Is anyone else feeling tension and stress over all the political fighting that’s going on right now? I hate to turn the news on because it seems all civility has been lost. The following story refreshed me with a reminder that politics is only temporary, and our role is to humble ourselves by honoring others, for the sake of the kingdom.

“After Jesus and his disciples arrived in Capernaum, the collectors of the two-drachma tax came to Peter and asked, “Doesn’t your teacher pay the temple tax?” “Yes, he does,” he replied. When Peter came into the house, Jesus was the first to speak. “What do you think, Simon?” he asked. “From whom do the kings of the earth collect taxes—from their own sons or from others?” “From others,” Peter answered. “Then the sons are exempt,” Jesus said to him. “But so that we may not offend them, go to the lake and throw out your line. Take the first fish you catch; open its mouth and you will find a four-drachma coin. Take it and give it to them for my tax and yours.” Matthew 17:24-27

As a former tax collector, Matthew alone records this story in his gospel. It is more than a fish story—it’s a lesson on humility.

Jesus is being asked to pay the temple tax, which was levied on all Jewish males ages 20-50 in support of the temple in Jerusalem. A critical piece of background information: formally ordained rabbis were exempt from this tax. Since Jesus was not formally ordained he was expected to pay the tax.

Jesus had every reason to be offended by this. Not only was he formally ordained by God Himself, he was the Son of the King, the One who owned the temple, making him exempt from this tax.

In humility beyond our comprehension, Jesus told Peter to pay the tax so that we may not offend them.

What can we learn from Jesus’ response?

• Jesus knew that the temple would be destroyed in AD70 and therefore submission to this tax was only temporary. Jesus lay down his rights as the Son of God, knowing that in due time his identity as the true Son would be revealed, making his submission to earthly authority temporary.

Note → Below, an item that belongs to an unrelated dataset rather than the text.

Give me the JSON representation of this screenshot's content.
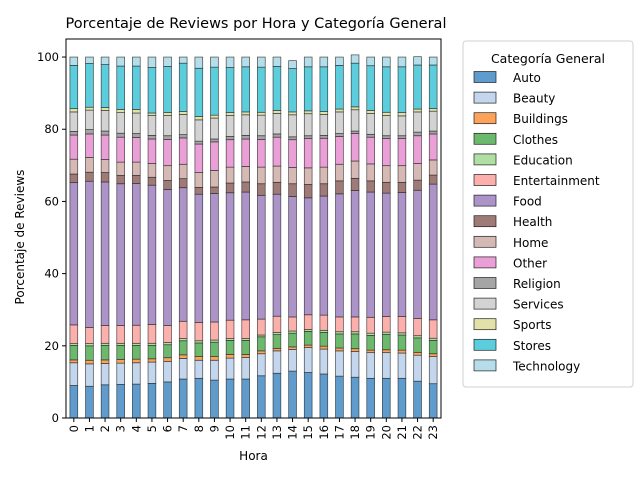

• The supernatural means by which Peter was able to pay the tax confirmed to him Jesus’ identity. A day or two earlier at the transfiguration, Peter had heard the audible voice of God announcing, “This is my Son, whom I love; with him I am well pleased. Listen to him!” (Matthew 17:5) When Jesus gave him these fishing instructions, he listened. Peter might not have been surprised to find a coin in a net full of fish, one of them having swallowed a shiny coin. But what’s the chance that a single fish, on a single hook, would produce the exact amount for both to pay their taxes? Evidence was mounting to confirm to Peter who Jesus was.

• Peter was also obligated to pay this tax, and Jesus made provision for him also.

• For his future life and ministry, Peter would need Jesus’ example of being so secure in who he was, that for the sake of the kingdom, he would be able to live this temporary life in humility and submission to ruling authorities.

Application for us:
As sons and daughters of the King should we be exempt from the demands of our government? One day we will be, but for now the Lord’s instruction comes to us through Peter, who no doubt took this lesson to heart. He writes these words approximately thirty years after that fishing trip.

“Submit yourselves for the Lord’s sake to every authority instituted among men: whether to the king, as the supreme authority, or to governors, who are sent by him to punish those who do wrong and to commend those who do right. For it is God’s will that by doing good you should silence the ignorant talk of foolish men. Live as free men, but do not use your freedom as a cover-up for evil; live as servants of God. Show proper respect to everyone: Love the brotherhood of believers, fear God, honor the king” 1 Peter 2:13-17

How do we silence the ignorant talk of foolish men? By humbly submitting, for the sake of the kingdom.

What are your thoughts on this fish story?